Crítica publicada em O Globo
Por Clovis Levi – Rio de Janeiro – 18.03.1975

Barra

A Viagem do Barquinho

“Uma viagem deve ser uma festa”. Sylvia Orthof, baseada nesta afirmação da lavadeira, consegue fazer com que as crianças presentes ao teatro participem de uma viagem poética e repleta de ternura. Seu espetáculo (texto e direção). A Viagem do Barquinho – estreado neste fim de semana, no MAM – procura atuar sobre a disponibilidade que todos temos de nos abrir para as experiências da vida: “ir e voltar sem tempo de chegar”. A liberdade do barquinho e o egoísmo de seu dono são trabalhados de modo a que paire, no ar, um constante sentimento de soltura, de busca, de aventuras e descobertas. O texto, primeiro lugar no Concurso de Peças Infantis promovido pela Fundação Teatro Guairá, é uma obra inteligente, que consegue aliar uma boa capacidade de percepção poética da realidade a uma linguagem que fala com as crianças com muita fantasia e simplicidade. A peça tem certos trechos que merecem citação, como só gente sem imaginação é que não pode voltar; ou as nuvens ultimamente andam tão sem responsabilidade; ou como é que você pode amar uma pessoa e querer que ela seja sua?; Ou, ainda, você vai cometer a infelicidade de ser feliz para sempre.

A montagem é digna do texto: torna-o claro e amplia seu significado através da ação e da forma. O espetáculo consegue unir um tom profundamente auto ilusionista a uma atmosfera de muita fantasia (a mala; o sonho; a ideia de temperar o rio, porque ele está muito doce). A encenação é extremamente bem cuidada, sendo visível o esmero existente na criação de cenário, figurinos, bonecos e adereços. O único senão existente está no ritmo: a direção ainda não descobriu a fórmula ideal e o espetáculo se arrasta um pouco (mas esse problema certamente será logo resolvido a partir das repetições dos contatos entre a montagem e o público).

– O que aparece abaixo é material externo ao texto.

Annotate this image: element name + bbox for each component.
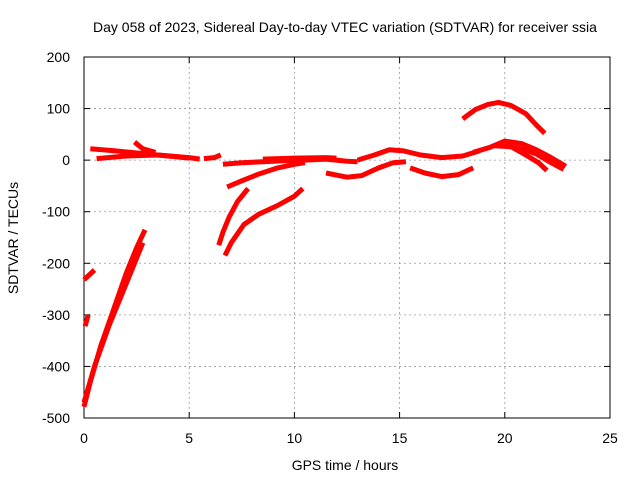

A influência positiva da direção é notada, ainda, quando se analisa a interpretação dos atores. Claudia Orthof (lavadeira), Sylvia de Silva (menino), Ge Orthof (azul) e Reginaldo de Silva (verde) demonstram muita autoridade no que dizem e no que fazem. Nota-se que foram dirigidos com muita firmeza; suas inflexões e suas marcas são tão eficientes quanto descontraídas. As maiores exigências estão com Cláudia e Sílvia e ambas saem-se muito bem, sendo comunicativas, criando um clima de veracidade para seus personagens e deixando-nos bons momentos, como a perda de respiração da lavanderia, por exemplo.

A música de Chico Moreira é bonita, terna e adequada ao espetáculo. Todo o clima que envolve o final deve sua eficácia à música do barquinho. A Viagem do Barquinho é uma peça inteligente e que foi montada com muito cuidado e certo brilho, estabelecendo momentos de poesia e beleza. E, para uma encenação que tem achados tão interessantes como o do vagalume, aquele parabéns para você só pode soar como uma apelação totalmente gratuita. Depois que o espetáculo descobrir seu ritmo e depois que puder contar com um espaço maior (na sala Corpo/Som, para onde irá brevemente, a montagem crescerá bastante) o público infantil irá identificar-se mais e mais. E o barquinho irá deslizar cada vez mais tranquilo, provando para todos que uma viagem deve ser, sempre, uma verdadeira e maravilhosa festa.

Recomendações:
Sem restrições: História de Lenços e Ventos
Com pequenas restrições: Você Tem um Caleidoscópio?, A Viagem do Barquinho A Varinha do Faz de Conta.